Read your religion chapter about “sexuality.” Ask your mom what the word “sexuality” means. She will snap back, “I thought your father explained that to you?” You will have no recollection of your dad explaining anything remotely related to sex to you. Don’t ask again. Wonder how many more chapters of your religion book will be completely mystifying to you. (You shouldn’t have worried about that too much.)

Commiserate with your friend when she finds blood in the toilet bowl after her mom uses the bathroom. Her mom must be so ill if she’s bleeding into the toilet. You’ve never heard of that disease before.

Thank God that your friend started her period first. Look up the dictionary definition of “menstruation,” which references “menstruating.” Look up “menstruating.” Continue looking up the other references, which just continue circling around each other.

Look up “sex” in the encyclopedia when your parents are away. Then, look up the other references.

Hold your breath when a kids’ movie uses a girl’s first menstruation as a joke. Your family will sit in stony silence. The mere mention of menstruation is almost more than they can bear. There will never be any discussion about this movie, this joke, or whether it’s the joke or menstruation itself that is inappropriate.

Cross your arms and feel self-conscious about your newly noticeable nipples. Quietly ask your mom if you can get a bra. Go to JCPenney’s with your mom and try on a lot of bras. Your mom will feel the lined bras you picked out. “For heaven’s sake, they’re all padded!” she will say. Don’t point out that the labels clearly differentiate between “padded push-ups” and “lined.” Don’t explain that the whole point of buying a bra is to have “padding” of some kind to disguise your embarrassing nipples. Just keep your head down and find one that fits. You don’t yet realize that you will need new-sized bras every year and a half.

Understand “rape” as the act of stealing someone else’s clothing and leaving them naked. When your mom asks you if you know what rape is, say yes. She will lament that you already know what it is, because she “wanted to explain it to you from the Christian perspective.” Wait for further explanation. It will never come.

Share with your mom that you’re concerned about how to participate in martial arts, since you are grappling and have to wear semitransparent white pants. Your mom will say, “Huh, I wonder how the other girls manage,” and leave you to work it out for yourself.

Sound out “vagina” in your Bob Jones biology book, but get it all wrong. You will not hear anyone say this word aloud until a friend does when you are seventeen. Thank God for friends who went to public school.

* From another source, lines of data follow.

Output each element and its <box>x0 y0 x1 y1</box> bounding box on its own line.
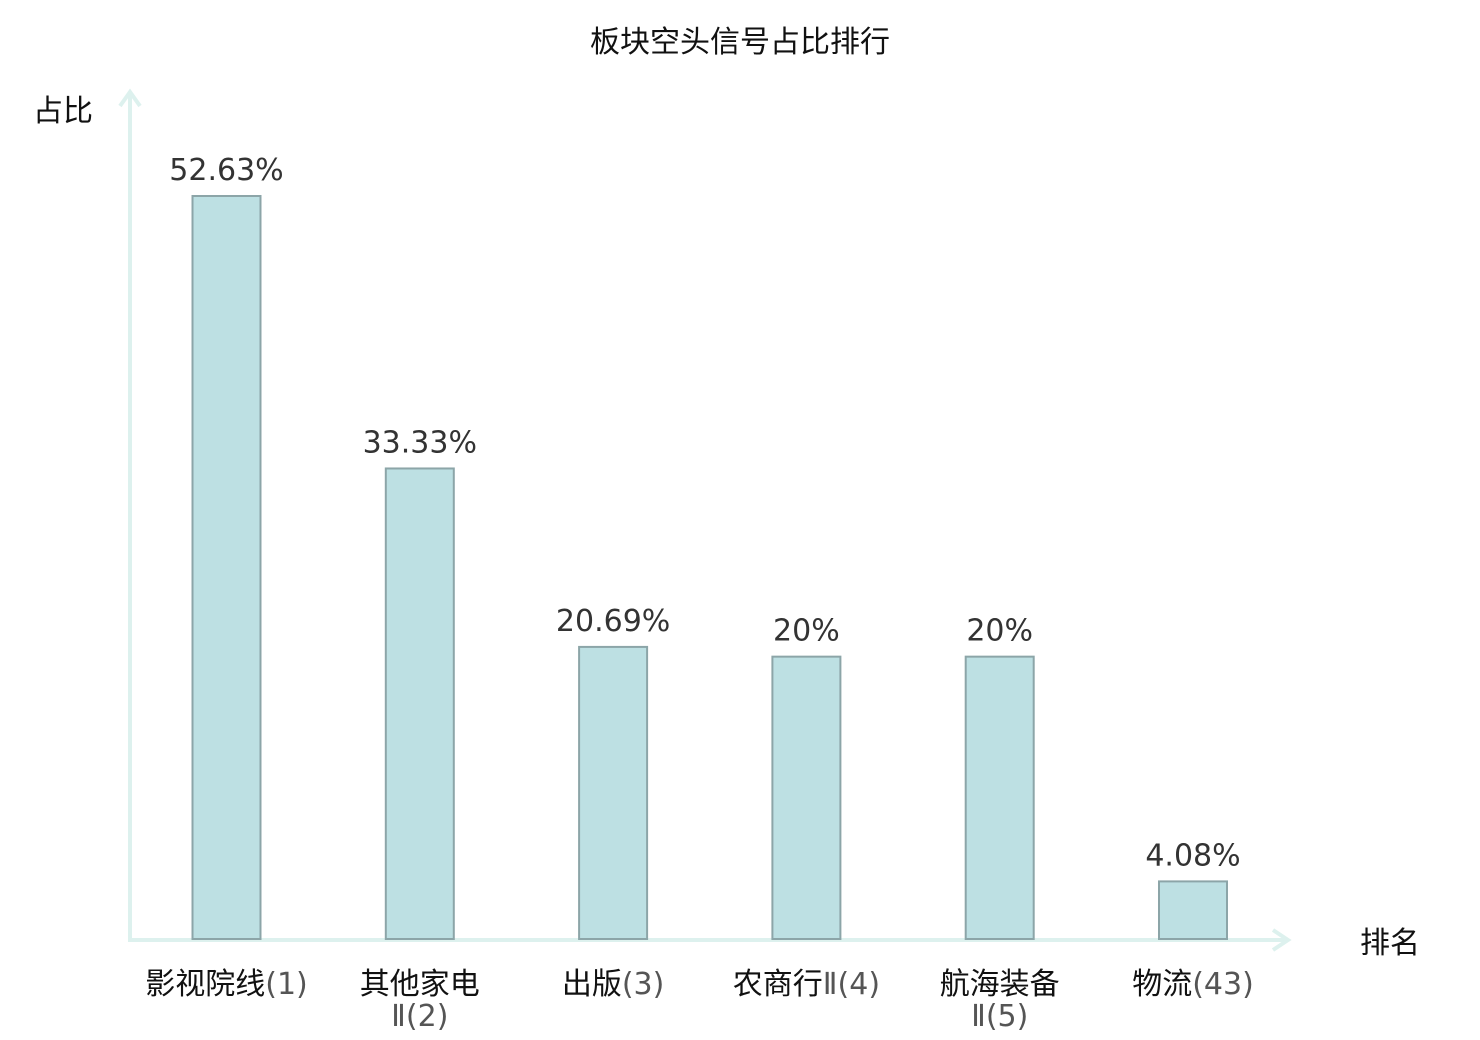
x-tick-label-4: 农商行Ⅱ(4) <box>733 967 880 1002</box>
value-label-1: 52.63% <box>169 153 283 188</box>
x-tick-name-4: 农商行 <box>733 967 823 1002</box>
bar-2 <box>384 467 455 940</box>
value-label-6: 4.08% <box>1145 838 1240 873</box>
y-axis-label: 占比 <box>33 94 93 129</box>
x-tick-rank-1: (1) <box>265 967 308 1002</box>
value-label-3: 20.69% <box>556 604 670 639</box>
value-label-4: 20% <box>773 614 840 649</box>
x-tick-name-3: 出版 <box>562 967 622 1002</box>
x-tick-name-1: 影视院线 <box>145 967 265 1002</box>
x-tick-label-1: 影视院线(1) <box>145 967 308 1002</box>
chart-title: 板块空头信号占比排行 <box>590 25 890 60</box>
x-tick-label-3: 出版(3) <box>562 967 665 1002</box>
x-tick-label-6: 物流(43) <box>1132 967 1254 1002</box>
x-tick-name-6: 物流 <box>1132 967 1192 1002</box>
bars-group <box>191 195 1228 941</box>
bar-4 <box>771 655 842 941</box>
x-tick-rank-6: (43) <box>1192 967 1254 1002</box>
x-tick-rank-3: (3) <box>622 967 665 1002</box>
value-label-5: 20% <box>966 614 1033 649</box>
x-axis-label: 排名 <box>1360 926 1420 961</box>
bar-6 <box>1158 880 1228 941</box>
x-tick-label-2: 其他家电 <box>360 967 480 1002</box>
y-axis-arrow <box>118 88 142 108</box>
x-axis-arrow <box>1271 928 1292 952</box>
bar-1 <box>191 195 262 940</box>
x-tick-rank-4: Ⅱ(4) <box>823 967 880 1002</box>
x-tick-label-5: 航海装备 <box>940 967 1060 1002</box>
value-label-2: 33.33% <box>363 425 477 460</box>
x-tick-rank-2: Ⅱ(2) <box>391 999 448 1034</box>
x-tick-rank-5: Ⅱ(5) <box>971 999 1028 1034</box>
bar-3 <box>578 645 649 940</box>
bar-5 <box>964 655 1035 941</box>
value-labels-group: 52.63% 33.33% 20.69% 20% 20% 4.08% <box>169 153 1240 873</box>
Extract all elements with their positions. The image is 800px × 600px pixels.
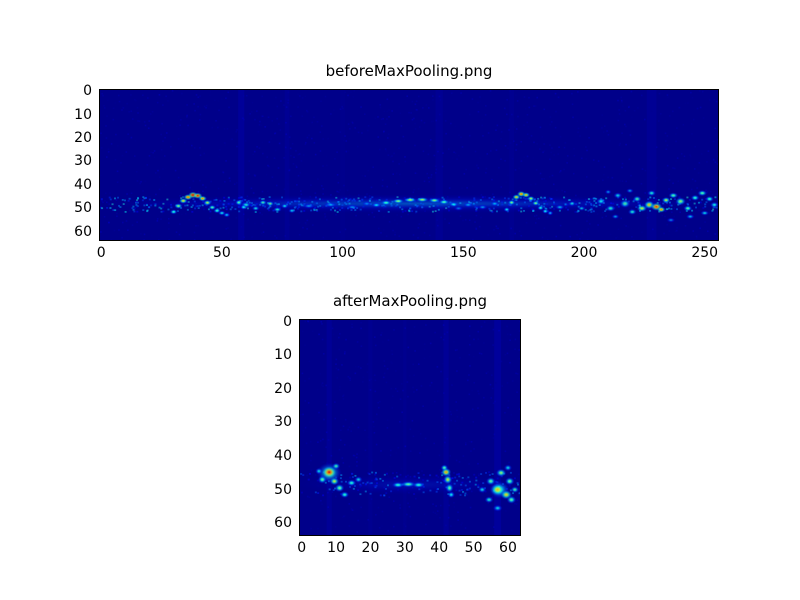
y-tick-label: 0 — [283, 313, 292, 330]
plot-title: beforeMaxPooling.png — [325, 62, 493, 80]
x-tick-label: 20 — [361, 540, 380, 556]
x-tick-label: 10 — [327, 540, 346, 556]
y-tick-label: 20 — [74, 130, 92, 147]
y-tick-label: 60 — [274, 515, 292, 532]
y-tick-label: 50 — [274, 481, 292, 498]
before-maxpooling-plot: beforeMaxPooling.png 0 50 100 150 200 250 0 10 2… — [74, 62, 719, 261]
y-tick-label: 40 — [274, 448, 292, 465]
y-tick-label: 30 — [274, 414, 292, 431]
y-tick-label: 50 — [74, 200, 92, 217]
after-maxpooling-plot: afterMaxPooling.png 0 10 20 30 40 50 60 0 10 20 30… — [274, 292, 521, 556]
x-tick-label: 100 — [329, 245, 356, 261]
y-tick-label: 60 — [74, 223, 92, 240]
x-tick-label: 250 — [691, 245, 719, 261]
x-tick-label: 0 — [96, 245, 106, 261]
x-tick-label: 50 — [212, 245, 231, 261]
plot-title: afterMaxPooling.png — [332, 292, 488, 310]
y-tick-label: 10 — [274, 347, 292, 364]
x-tick-label: 60 — [499, 540, 517, 556]
x-tick-label: 150 — [449, 245, 477, 261]
y-tick-label: 30 — [74, 153, 92, 170]
heatmap-canvas — [99, 89, 719, 241]
x-tick-label: 50 — [464, 540, 483, 556]
y-tick-label: 20 — [274, 380, 292, 397]
x-tick-label: 40 — [430, 540, 449, 556]
y-tick-label: 40 — [74, 176, 92, 193]
x-tick-label: 200 — [570, 245, 598, 261]
heatmap-canvas — [299, 319, 521, 536]
x-tick-label: 30 — [395, 540, 414, 556]
y-tick-label: 10 — [74, 106, 92, 123]
y-tick-label: 0 — [83, 83, 92, 100]
x-tick-label: 0 — [297, 540, 307, 556]
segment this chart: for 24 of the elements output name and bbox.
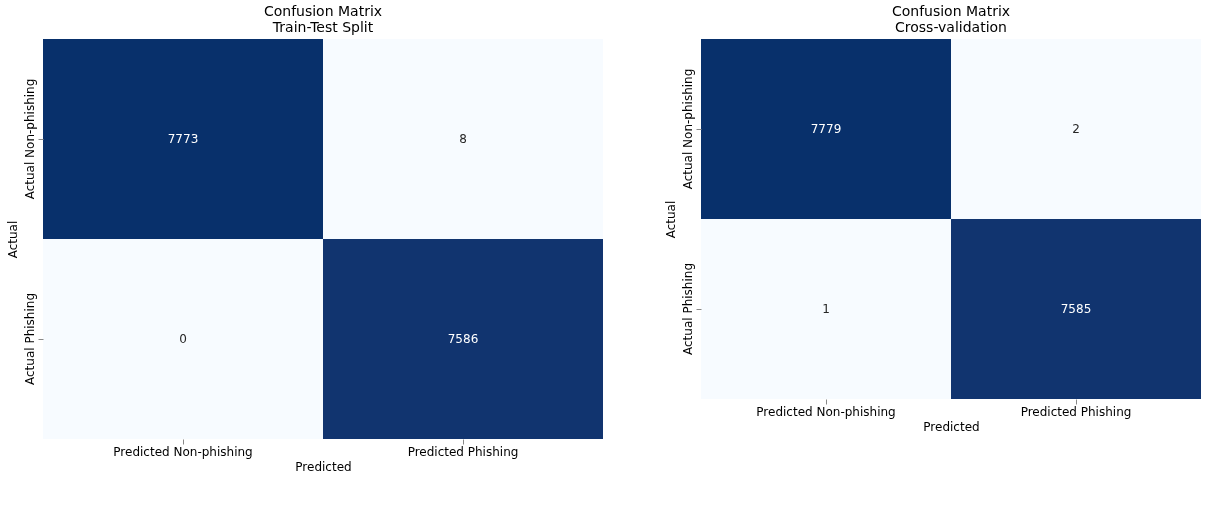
data-label: 0 xyxy=(179,332,187,346)
y-tick-label: Actual Non-phishing xyxy=(22,78,37,200)
data-label: 7585 xyxy=(1060,302,1092,316)
y-tick-label: Actual Phishing xyxy=(680,263,695,355)
chart-title: Confusion Matrix xyxy=(263,3,383,19)
data-label: 7779 xyxy=(810,122,842,136)
chart-subtitle: Train-Test Split xyxy=(271,19,374,35)
y-axis-title: Actual xyxy=(5,220,20,259)
data-label: 7773 xyxy=(167,132,199,146)
x-tick-label: Predicted Phishing xyxy=(1020,404,1132,419)
data-label: 8 xyxy=(459,132,467,146)
x-tick-label: Predicted Non-phishing xyxy=(113,444,253,459)
chart-title: Confusion Matrix xyxy=(891,3,1011,19)
x-tick-label: Predicted Phishing xyxy=(407,444,519,459)
data-label: 2 xyxy=(1072,122,1080,136)
y-tick-label: Actual Non-phishing xyxy=(680,68,695,190)
x-tick-label: Predicted Non-phishing xyxy=(756,404,896,419)
data-label: 1 xyxy=(822,302,830,316)
chart-subtitle: Cross-validation xyxy=(895,19,1007,35)
y-tick-label: Actual Phishing xyxy=(22,293,37,385)
data-label: 7586 xyxy=(447,332,479,346)
x-axis-title: Predicted xyxy=(923,419,980,434)
y-axis-title: Actual xyxy=(663,200,678,239)
x-axis-title: Predicted xyxy=(295,459,352,474)
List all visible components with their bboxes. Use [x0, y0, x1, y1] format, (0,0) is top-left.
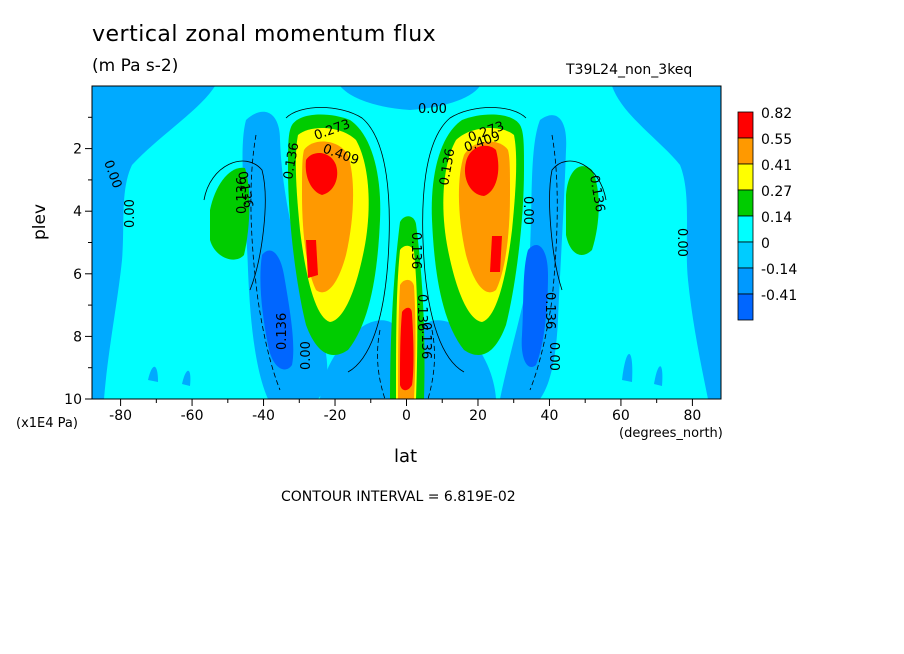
colorbar-swatch: [737, 163, 754, 191]
x-tick-label: 40: [541, 408, 559, 424]
y-tick-label: 6: [73, 267, 82, 283]
contour-neg-blob-4: [654, 366, 663, 386]
x-tick-label: 20: [469, 408, 487, 424]
contour-line-left-sub: [203, 160, 266, 291]
contour-neg-top-center: [340, 86, 480, 110]
contour-neg-band-left: [242, 111, 328, 399]
x-axis-label: lat: [394, 446, 418, 467]
colorbar-label: 0.27: [761, 184, 792, 200]
colorbar-swatch: [737, 215, 754, 243]
y-tick-label: 8: [73, 329, 82, 345]
contour-line-eq-neg-left: [377, 329, 386, 399]
x-axis-unit: (degrees_north): [619, 426, 723, 441]
contour-neg-bottom-center-r: [416, 320, 496, 399]
y-tick-label: 4: [73, 204, 82, 220]
contour-label: 0.136: [586, 174, 607, 213]
contour-interval-note: CONTOUR INTERVAL = 6.819E-02: [281, 489, 516, 505]
x-tick-label: -60: [181, 408, 204, 424]
contour-field: [92, 86, 721, 399]
axes: -80 -60 -40 -20 0 20 40 60 80 2 4 6 8 10: [64, 116, 701, 424]
contour-neg-core-left: [260, 250, 294, 370]
contour-jet-left-red: [305, 153, 338, 195]
contour-eq-red: [400, 307, 414, 391]
contour-line-right-dashed: [529, 134, 558, 391]
contour-label: 0.00: [418, 102, 447, 117]
chart-title: vertical zonal momentum flux: [92, 22, 437, 47]
contour-label: 0.136: [235, 177, 250, 214]
contour-label: 0.136: [437, 147, 458, 186]
contour-line-left-dashed: [250, 134, 281, 391]
contour-label: 0.136: [414, 294, 429, 331]
contour-label: 0.00: [299, 341, 314, 370]
contour-pos-cell-right: [566, 166, 599, 255]
chart-units: (m Pa s-2): [92, 56, 179, 76]
contour-line-right-sub: [549, 160, 607, 291]
colorbar-label: 0.55: [761, 132, 792, 148]
x-tick-label: -40: [252, 408, 275, 424]
contour-label: 0.136: [281, 141, 302, 180]
y-tick-label: 10: [64, 392, 82, 408]
colorbar-swatch: [737, 111, 754, 139]
x-tick-label: -20: [324, 408, 347, 424]
contour-label: 0.136: [234, 170, 255, 209]
colorbar: 0.82 0.55 0.41 0.27 0.14 0 -0.14 -0.41: [737, 106, 797, 321]
colorbar-swatch: [737, 137, 754, 165]
y-axis-unit: (x1E4 Pa): [16, 416, 78, 431]
contour-jet-right-red: [464, 145, 499, 196]
x-tick-label: 80: [683, 408, 701, 424]
colorbar-label: 0.82: [761, 106, 792, 122]
contour-jet-left-red-2: [306, 240, 318, 278]
contour-label: 0.00: [546, 342, 561, 371]
colorbar-swatch: [737, 293, 754, 321]
contour-line-right-outer: [422, 107, 527, 373]
contour-neg-edge-left: [92, 86, 215, 399]
contour-line-eq-neg-right: [427, 329, 435, 399]
contour-line-left-outer: [285, 107, 390, 373]
x-tick-label: 0: [402, 408, 411, 424]
y-tick-label: 2: [73, 142, 82, 158]
colorbar-label: 0: [761, 236, 770, 252]
contour-pos-cell-left: [210, 167, 250, 260]
contour-neg-edge-right: [612, 86, 721, 399]
colorbar-swatch: [737, 241, 754, 269]
contour-label: 0.136: [408, 232, 423, 269]
run-label: T39L24_non_3keq: [566, 62, 693, 78]
colorbar-label: -0.14: [761, 262, 797, 278]
colorbar-label: -0.41: [761, 288, 797, 304]
contour-neg-core-right: [521, 244, 548, 367]
x-tick-label: -80: [109, 408, 132, 424]
contour-label: 0.136: [418, 322, 433, 359]
colorbar-swatch: [737, 267, 754, 295]
x-tick-label: 60: [612, 408, 630, 424]
contour-label: 0.00: [123, 199, 138, 228]
contour-neg-blob-2: [182, 370, 191, 386]
colorbar-label: 0.41: [761, 158, 792, 174]
contour-neg-blob-3: [622, 353, 633, 382]
contour-label: 0.136: [275, 313, 290, 350]
contour-label: 0.136: [542, 292, 557, 329]
contour-neg-blob-1: [148, 366, 158, 382]
contour-label: 0.00: [520, 196, 535, 225]
contour-jet-right-red-2: [490, 236, 502, 272]
colorbar-swatch: [737, 189, 754, 217]
colorbar-label: 0.14: [761, 210, 792, 226]
contour-label: 0.00: [674, 228, 689, 257]
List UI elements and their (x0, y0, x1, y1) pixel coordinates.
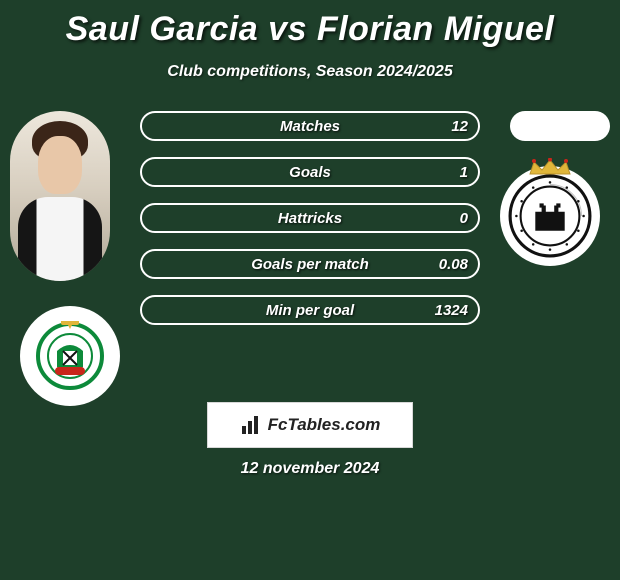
date-text: 12 november 2024 (0, 460, 620, 478)
stat-label: Matches (280, 118, 340, 135)
racing-crest-icon (35, 321, 105, 391)
stat-row: Goals per match 0.08 (140, 249, 480, 279)
page-title: Saul Garcia vs Florian Miguel (0, 0, 620, 49)
stat-right-value: 0 (460, 210, 468, 227)
club-left-badge (20, 306, 120, 406)
stat-row: Min per goal 1324 (140, 295, 480, 325)
stat-row: Matches 12 (140, 111, 480, 141)
stat-right-value: 1 (460, 164, 468, 181)
stat-row: Goals 1 (140, 157, 480, 187)
stats-table: Matches 12 Goals 1 Hattricks 0 Goals per… (140, 111, 480, 341)
stat-label: Min per goal (266, 302, 354, 319)
comparison-area: Matches 12 Goals 1 Hattricks 0 Goals per… (0, 111, 620, 421)
player-left-avatar (10, 111, 110, 281)
brand-badge[interactable]: FcTables.com (207, 402, 413, 448)
stat-row: Hattricks 0 (140, 203, 480, 233)
stat-label: Hattricks (278, 210, 342, 227)
stat-label: Goals per match (251, 256, 369, 273)
crown-icon (528, 158, 572, 176)
stat-right-value: 1324 (435, 302, 468, 319)
player-right-avatar (510, 111, 610, 141)
stat-label: Goals (289, 164, 331, 181)
stat-right-value: 12 (451, 118, 468, 135)
page-subtitle: Club competitions, Season 2024/2025 (0, 63, 620, 81)
club-right-badge (500, 166, 600, 266)
brand-text: FcTables.com (268, 415, 381, 435)
burgos-crest-icon (508, 174, 592, 258)
bars-icon (240, 414, 262, 436)
stat-right-value: 0.08 (439, 256, 468, 273)
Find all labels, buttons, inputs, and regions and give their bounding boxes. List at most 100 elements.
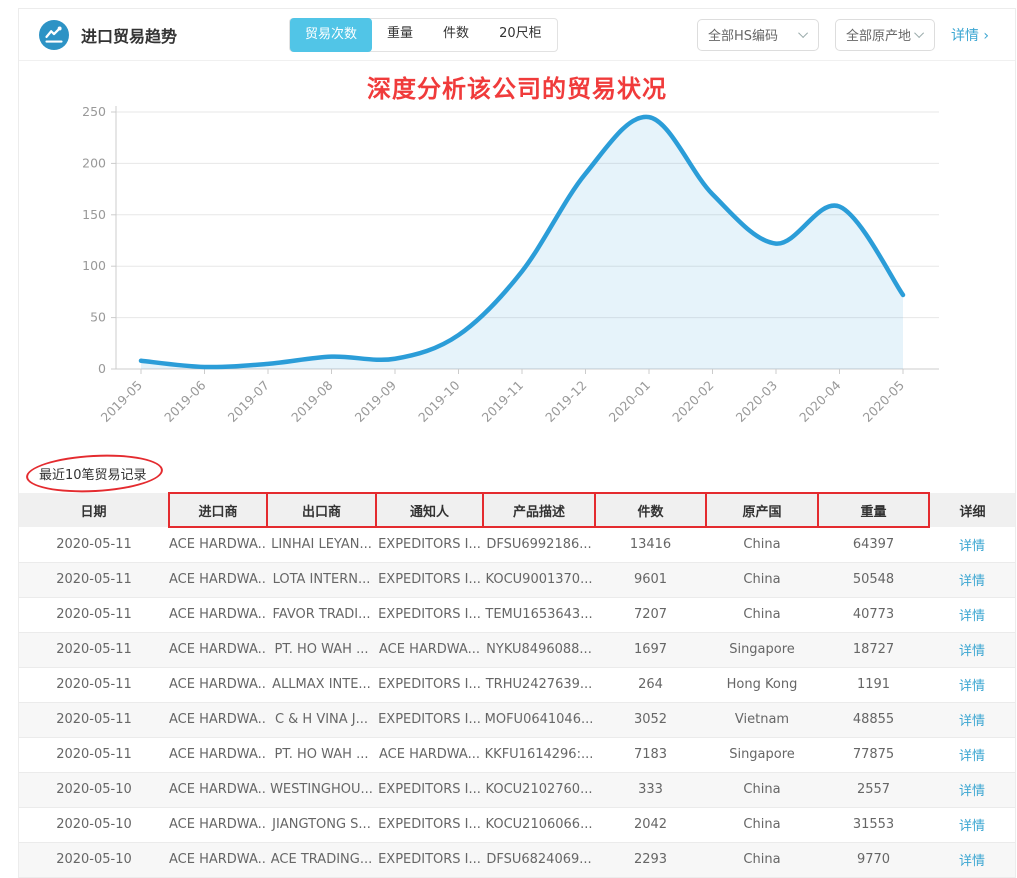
table-cell: 1697 — [595, 631, 706, 667]
table-cell: ACE HARDWA... — [169, 596, 267, 632]
row-detail-link[interactable]: 详情 — [958, 714, 985, 729]
table-cell: Singapore — [706, 631, 818, 667]
tab-trade-count[interactable]: 贸易次数 — [290, 17, 373, 52]
table-cell: ACE HARDWA... — [169, 701, 267, 737]
tab-quantity[interactable]: 件数 — [443, 25, 470, 41]
table-row: 2020-05-11 ACE HARDWA... LOTA INTERN... EXP… — [19, 561, 1015, 597]
column-header: 出口商 — [266, 492, 377, 528]
svg-text:2019-10: 2019-10 — [415, 377, 463, 425]
table-cell: 详情 — [929, 806, 1015, 842]
table-cell: EXPEDITORS I... — [378, 537, 481, 553]
row-detail-link[interactable]: 详情 — [958, 609, 985, 624]
table-cell: China — [706, 596, 818, 632]
svg-text:50: 50 — [90, 310, 106, 325]
chevron-down-icon — [914, 28, 924, 39]
table-cell: ACE HARDWA... — [169, 537, 267, 553]
row-detail-link[interactable]: 详情 — [958, 644, 985, 659]
table-cell: DFSU6824069... — [483, 841, 595, 877]
table-cell: 64397 — [852, 537, 895, 553]
row-detail-link[interactable]: 详情 — [958, 574, 985, 589]
chevron-down-icon — [798, 28, 808, 39]
table-cell: 2020-05-11 — [19, 701, 169, 737]
table-cell: 2020-05-11 — [19, 596, 169, 632]
header-detail-link[interactable]: 详情 › — [950, 27, 989, 44]
table-cell: ACE HARDWA... — [376, 736, 483, 772]
row-detail-link[interactable]: 详情 — [958, 819, 985, 834]
header-filters: 全部HS编码 全部原产地 详情 › — [696, 18, 989, 51]
table-cell: ACE HARDWA... — [169, 841, 267, 877]
table-cell: China — [706, 561, 818, 597]
table-cell: 1191 — [818, 666, 929, 702]
table-cell: EXPEDITORS I... — [376, 596, 483, 632]
table-cell: ACE HARDWA... — [169, 666, 267, 702]
trend-logo-icon — [39, 19, 69, 50]
table-cell: China — [706, 806, 818, 842]
svg-text:250: 250 — [82, 104, 106, 119]
table-cell: 264 — [595, 666, 706, 702]
table-cell: LOTA INTERN... — [267, 561, 376, 597]
table-cell: KOCU2106066... — [483, 806, 595, 842]
table-row: 2020-05-11 ACE HARDWA... PT. HO WAH ... ACE… — [19, 631, 1015, 667]
table-cell: 2020-05-11 — [19, 561, 169, 597]
svg-text:2019-06: 2019-06 — [161, 377, 209, 425]
table-cell: 2557 — [818, 771, 929, 807]
table-cell: China — [743, 537, 781, 553]
trend-chart-section: 深度分析该公司的贸易状况 0 50 100 150 200 250 2019-05 2019-… — [19, 61, 1015, 446]
table-cell: 2020-05-10 — [19, 771, 169, 807]
import-trend-card: 进口贸易趋势 贸易次数 重量 件数 20尺柜 全部HS编码 全部原产地 详情 ›… — [18, 8, 1016, 878]
table-cell: 2020-05-11 — [19, 736, 169, 772]
table-cell: NYKU8496088... — [483, 631, 595, 667]
column-header: 日期 — [19, 493, 169, 527]
table-cell: China — [706, 771, 818, 807]
table-cell: KOCU9001370... — [483, 561, 595, 597]
table-cell: KOCU2102760... — [483, 771, 595, 807]
svg-text:2020-02: 2020-02 — [669, 378, 717, 426]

Before going to a mall with a friend, ask our mom for money for “underwear," hoping you can avoid some bra drama. Nope. “For UNDERWEAR?” she will say, shocked. It will still be too much when you admit it’s for a bra. Choose crazy-colored five- to seven-dollar bras from the Target clearance section, because that’s an acceptable price.

Ask your friend what a "whore” is, because a boy down the street called you that, and you can’t find it in the dictionary under H. She will not know either.

Only ever use the purple junior tampons because of toxic shock syndrome, which is the one thing your mom told you about tampons. By this point, you will understand that your mom fears many things in life, including airplanes and raw eggs. But when you open the Tampax Pearl boxes, they will include a TSS warning label in the instructions.

Throw out the yellow regular-flow tampons that you bought with your own money. You’re not sure how serious a risk TSS is, but you will feel too embarrassed to give your friends or acquaintances all your spare yellow tampons. (You don’t even know if they use tampons.) Feel guilty for wasting both money and plastic.

At Target with your mom and little brothers, hold a pink floral bra partially behind your legs. Signal to your mom that you found one that fits. She will ask you to show it to her for inspection in front of your brothers anyway. After this, start buying bras on your own with your allowance.

Use a friend’s library card to check out a book about sex and puberty. Realize that you are a teenager who never understood that during intercourse, a penis penetrates the vagina, and doesn’t just rub up against it. Lean your head on your hand and worry that this seems completely impossible. Hide the puberty book in a big stack of other books so your friend can return it to the library. Get out a mirror and look at yourself for some insights. Instead, find the idea of intercourse increasingly baffling.

Keep all pads and tampons hidden in shopping bags behind clothes in your closet.

Leave the room for a snack during the scene when Viola sticks a tampon up her nose in She’s the Man. You have learned your lesson about that which must not ever be named or referred to.

A friend refers to “the third hole,” and you will return to the encyclopedia for clarification. How did you miss this vital piece of information? By this point, you are in high school and have already had Bob Jones Christian biology.

Recoil in horror when, as an eighteen-year-old at your first job, a desperate colleague will ask you about tampons in front of your male boss. Misunderstand your desperate colleague as asking if you dropped a tampon—a cardinal sin—when actually, you are the only other woman working at Big 5 that day. How does she not know this is the topic that no one shall ever name or refer to? Especially in front of men? Blush up to your ears and leave the poor woman hanging because you adamantly repeat that you have no association with tampons.

Learn how to delete your Google history. Late at night, travel into the depths of hell—science-backed parts of the internet—to read non-religious resources on sex and sexuality.